PLAYLIST 114 – A seleção comentada da semana

Tems – “No Woman No Cry”– A cantora nigeriana regravou um dos clássicos de Bob Marley para a trilha do novo Wakanda Para Sempre, prólogo/sequência do super sucesso Pantera Negra que sai em novembro.

Athletes Of God + Lady Blackbird – “Don’t Wanna Be Normal”– O vozeirão cheio de soul da “Grace Jones do jazz” é o destaque na releitura contemporânea, com texturas eletrônicas, de uma canção de afirmação e libertação gravada originalmente por Randy Crawford, em 1986.

Plains – “Problem With It“ – O quarteto americano de indie-quase-art-rock lança em outubro seu novo álbum, Nicks and Grazes, recheado de electro-pop intrigante, por vezes desconcertante.  

Palm – “Feathers” – Duas artistas de indie rock, Jess Williamson e Katie Crutchfield (que você conhece como Waxahatchee) se juntaram para criar um projeto em dupla, homenageando, com ele, suas influências country. 

Hot Chip – “Eleanor”– Sai daqui a duas semanas o oitavo album do quinteto britânico de pop eletrônico, Freakout/Release.

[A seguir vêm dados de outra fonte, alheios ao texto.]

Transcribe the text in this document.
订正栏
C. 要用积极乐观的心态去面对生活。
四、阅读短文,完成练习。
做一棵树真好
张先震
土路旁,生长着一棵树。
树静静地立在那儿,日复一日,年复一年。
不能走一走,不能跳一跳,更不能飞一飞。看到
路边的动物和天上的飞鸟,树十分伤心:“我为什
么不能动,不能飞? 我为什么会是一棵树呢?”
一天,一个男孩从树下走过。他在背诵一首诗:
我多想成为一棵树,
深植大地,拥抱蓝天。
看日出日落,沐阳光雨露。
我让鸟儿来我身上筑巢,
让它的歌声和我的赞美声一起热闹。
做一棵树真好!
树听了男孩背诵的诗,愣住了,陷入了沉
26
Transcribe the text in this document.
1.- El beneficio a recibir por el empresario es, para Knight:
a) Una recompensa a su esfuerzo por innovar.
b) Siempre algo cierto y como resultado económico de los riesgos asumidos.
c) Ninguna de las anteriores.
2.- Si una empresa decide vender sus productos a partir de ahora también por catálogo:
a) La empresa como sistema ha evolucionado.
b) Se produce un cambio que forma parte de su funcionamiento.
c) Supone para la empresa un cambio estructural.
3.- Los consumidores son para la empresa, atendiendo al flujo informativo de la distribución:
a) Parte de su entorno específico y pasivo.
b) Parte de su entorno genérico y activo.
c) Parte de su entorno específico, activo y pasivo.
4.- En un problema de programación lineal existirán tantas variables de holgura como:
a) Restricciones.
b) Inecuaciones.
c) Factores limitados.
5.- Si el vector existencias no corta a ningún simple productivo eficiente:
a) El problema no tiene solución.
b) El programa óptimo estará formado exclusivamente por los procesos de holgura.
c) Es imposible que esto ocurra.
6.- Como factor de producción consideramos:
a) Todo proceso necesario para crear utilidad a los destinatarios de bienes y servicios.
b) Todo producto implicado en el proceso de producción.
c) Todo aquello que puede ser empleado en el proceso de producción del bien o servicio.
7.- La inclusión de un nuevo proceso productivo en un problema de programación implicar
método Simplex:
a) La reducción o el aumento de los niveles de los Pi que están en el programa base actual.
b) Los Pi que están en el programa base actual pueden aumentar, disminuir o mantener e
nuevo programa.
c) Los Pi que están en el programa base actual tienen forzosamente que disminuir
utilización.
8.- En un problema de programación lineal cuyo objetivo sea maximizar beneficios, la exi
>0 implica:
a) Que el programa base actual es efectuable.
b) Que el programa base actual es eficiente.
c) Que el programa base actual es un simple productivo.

Antes, aqui vai uma provinha. 

King Princess – “Change The Locks”– O novo single de Mikaela Straus começa como se fosse uma balada de Sufjan Stevens antes de virar um canto rock agressivo, pesado. 

Brian Eno – “There Were Bells” – Brian decidiu cantar de novo, após quase duas décadas lançando apenas música instrumental, em seu primeiro álbum em seis anos, FOREVERANDEVERNOMORE.

The Heavy Heavy – “Miles and Miles”– O quinteto é de Brighton, na Inglaterra, mas nutre uma paixão por country rock e folk americano vintage, circa década de 1960, em seu álbum de estreia, o recém-lançado Life and Life Only

Adorável Clichê – “Alarmes e Relógios” – O quarteto catarinense faz indie rock denso e profundo, a exemplo desta canção agridoce e dramática. 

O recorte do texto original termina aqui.